According to Science Daily, the weight loss study conducted by Loyola University Chicago Stritch School of Medicine’s Drs. Amy Luke and Richard Cooper, agreed that physical activity is important for improving health, but suggest it does little to shrink waistlines.
“There is only one effective way to lose weight – eat fewer calories.”
The study also confirmed what many weight loss enthusiasts have already figured out – exercise makes you hungry. And for some, the idea of completing a rigorous workout routine leads many to seek a reward for their effort, usually in a calorie-laden treat, like that bear claw on the way back from the gym.
“While physical activity has many benefits, multiple lines of evidence lead to the conclusion that an increase in physical activity is offset by an increase in calorie intake…”
The study, which claims exercise has “no influence” on obesity, suggested that reducing calorie intake coupled with increased physical activity shared similar weight loss results as just reducing calorie intake.
So, the science-backed key to weight loss is cutting calorie consumption, which does not necessarily mean eating less food, but lower calorie food.
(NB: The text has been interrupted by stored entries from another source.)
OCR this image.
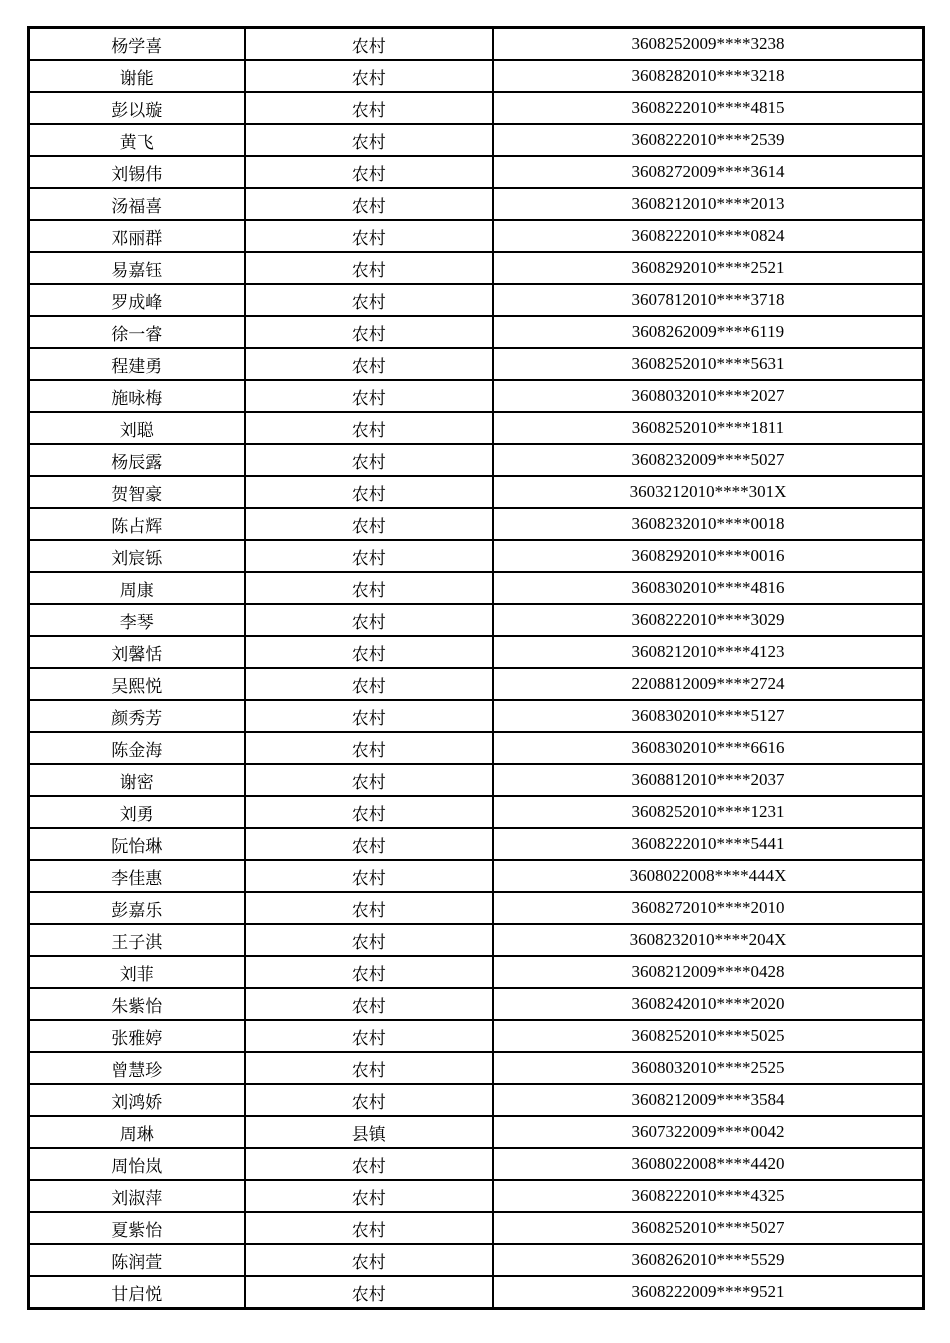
杨学喜	农村	3608252009****3238
谢能	农村	3608282010****3218
彭以璇	农村	3608222010****4815
黄飞	农村	3608222010****2539
刘锡伟	农村	3608272009****3614
汤福喜	农村	3608212010****2013
邓丽群	农村	3608222010****0824
易嘉钰	农村	3608292010****2521
罗成峰	农村	3607812010****3718
徐一睿	农村	3608262009****6119
程建勇	农村	3608252010****5631
施咏梅	农村	3608032010****2027
刘聪	农村	3608252010****1811
杨辰露	农村	3608232009****5027
贺智豪	农村	3603212010****301X
陈占辉	农村	3608232010****0018
刘宸铄	农村	3608292010****0016
周康	农村	3608302010****4816
李琴	农村	3608222010****3029
刘馨恬	农村	3608212010****4123
吴熙悦	农村	2208812009****2724
颜秀芳	农村	3608302010****5127
陈金海	农村	3608302010****6616
谢密	农村	3608812010****2037
刘勇	农村	3608252010****1231
阮怡琳	农村	3608222010****5441
李佳惠	农村	3608022008****444X
彭嘉乐	农村	3608272010****2010
王子淇	农村	3608232010****204X
刘菲	农村	3608212009****0428
朱紫怡	农村	3608242010****2020
张雅婷	农村	3608252010****5025
曾慧珍	农村	3608032010****2525
刘鸿娇	农村	3608212009****3584
周琳	县镇	3607322009****0042
周怡岚	农村	3608022008****4420
刘淑萍	农村	3608222010****4325
夏紫怡	农村	3608252010****5027
陈润萱	农村	3608262010****5529
甘启悦	农村	3608222009****9521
Still, for those who have dire weight loss goals, or find difficulty in adapting to the lifestyle change, it is just not that easy. Fortunately, according to LiveScience, the FDA has approved several weight loss supplements designed specifically to accelerate weight loss for those who have incorporated a healthy diet and lifestyle, but still need a little help. But do the weight loss benefits outweigh the weight loss risks? Consider Alli, Belviq, and Saxenda.
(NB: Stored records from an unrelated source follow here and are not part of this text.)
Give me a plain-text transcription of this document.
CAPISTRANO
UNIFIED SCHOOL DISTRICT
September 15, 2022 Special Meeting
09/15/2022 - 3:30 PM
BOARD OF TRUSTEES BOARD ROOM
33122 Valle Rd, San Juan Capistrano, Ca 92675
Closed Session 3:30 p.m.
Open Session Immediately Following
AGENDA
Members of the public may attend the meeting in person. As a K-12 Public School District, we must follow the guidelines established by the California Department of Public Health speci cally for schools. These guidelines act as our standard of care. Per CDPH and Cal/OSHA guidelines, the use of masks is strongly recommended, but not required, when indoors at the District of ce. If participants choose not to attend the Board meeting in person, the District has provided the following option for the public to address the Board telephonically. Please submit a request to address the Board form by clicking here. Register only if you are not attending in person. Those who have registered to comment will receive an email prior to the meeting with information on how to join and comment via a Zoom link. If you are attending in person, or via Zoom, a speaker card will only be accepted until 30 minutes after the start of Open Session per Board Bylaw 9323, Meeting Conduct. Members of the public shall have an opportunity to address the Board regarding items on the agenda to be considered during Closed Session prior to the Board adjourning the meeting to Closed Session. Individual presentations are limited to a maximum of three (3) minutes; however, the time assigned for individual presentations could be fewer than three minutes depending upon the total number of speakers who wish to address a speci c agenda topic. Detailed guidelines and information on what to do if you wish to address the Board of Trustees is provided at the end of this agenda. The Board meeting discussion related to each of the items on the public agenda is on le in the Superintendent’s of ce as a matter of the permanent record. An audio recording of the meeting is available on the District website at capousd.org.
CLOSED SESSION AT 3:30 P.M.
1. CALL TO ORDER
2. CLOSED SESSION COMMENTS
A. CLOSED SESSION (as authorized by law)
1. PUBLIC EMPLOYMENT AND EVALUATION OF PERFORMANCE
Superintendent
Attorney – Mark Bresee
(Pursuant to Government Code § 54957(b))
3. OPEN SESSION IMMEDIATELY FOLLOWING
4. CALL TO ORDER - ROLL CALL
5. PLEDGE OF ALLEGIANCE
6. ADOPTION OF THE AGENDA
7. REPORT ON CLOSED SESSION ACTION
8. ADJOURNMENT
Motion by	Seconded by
Mayo Clinic reported that those who took Alli for weight loss lost only about five pounds more than those with an active lifestyle and healthy diet, and ran the risk of gastrointestinal distress.
Belviq is an effective weight loss supplement whose worst side effect is constipation, but it is not approved for those taking other medications. Also effective is Saxenda, which, in higher doses, boasts effectiveness in over 60 percent of its users who experienced 5 percent or more weight loss. But the tradeoff here is the risk of thyroid tumors.
However, Saxenda is designed for chronic weight management in adults with an initial body mass index of 30 kg/m2 or greater (obese) or 27 kg/m2 or greater (overweight) in the presence of at least one weight-related comorbid condition (hypertension, dyslipidemia, type 2 diabetes). It should be taken in conjunction with a healthy, reduced-calorie diet and increased exercise, and it is not indicated for the treatment of type 2 diabetes.
Building a better body can be frustratingly difficult, but it is possible to experience stress-free weight loss. Consider the healthiest available options, and determine what works at getting the best long term results for your body.
Disclaimer: The Inquisitr strongly recommends you consult your physician before beginning any diet or exercise program. This article is not an endorsement by the Inquisitr of any of the diets mentioned in this article.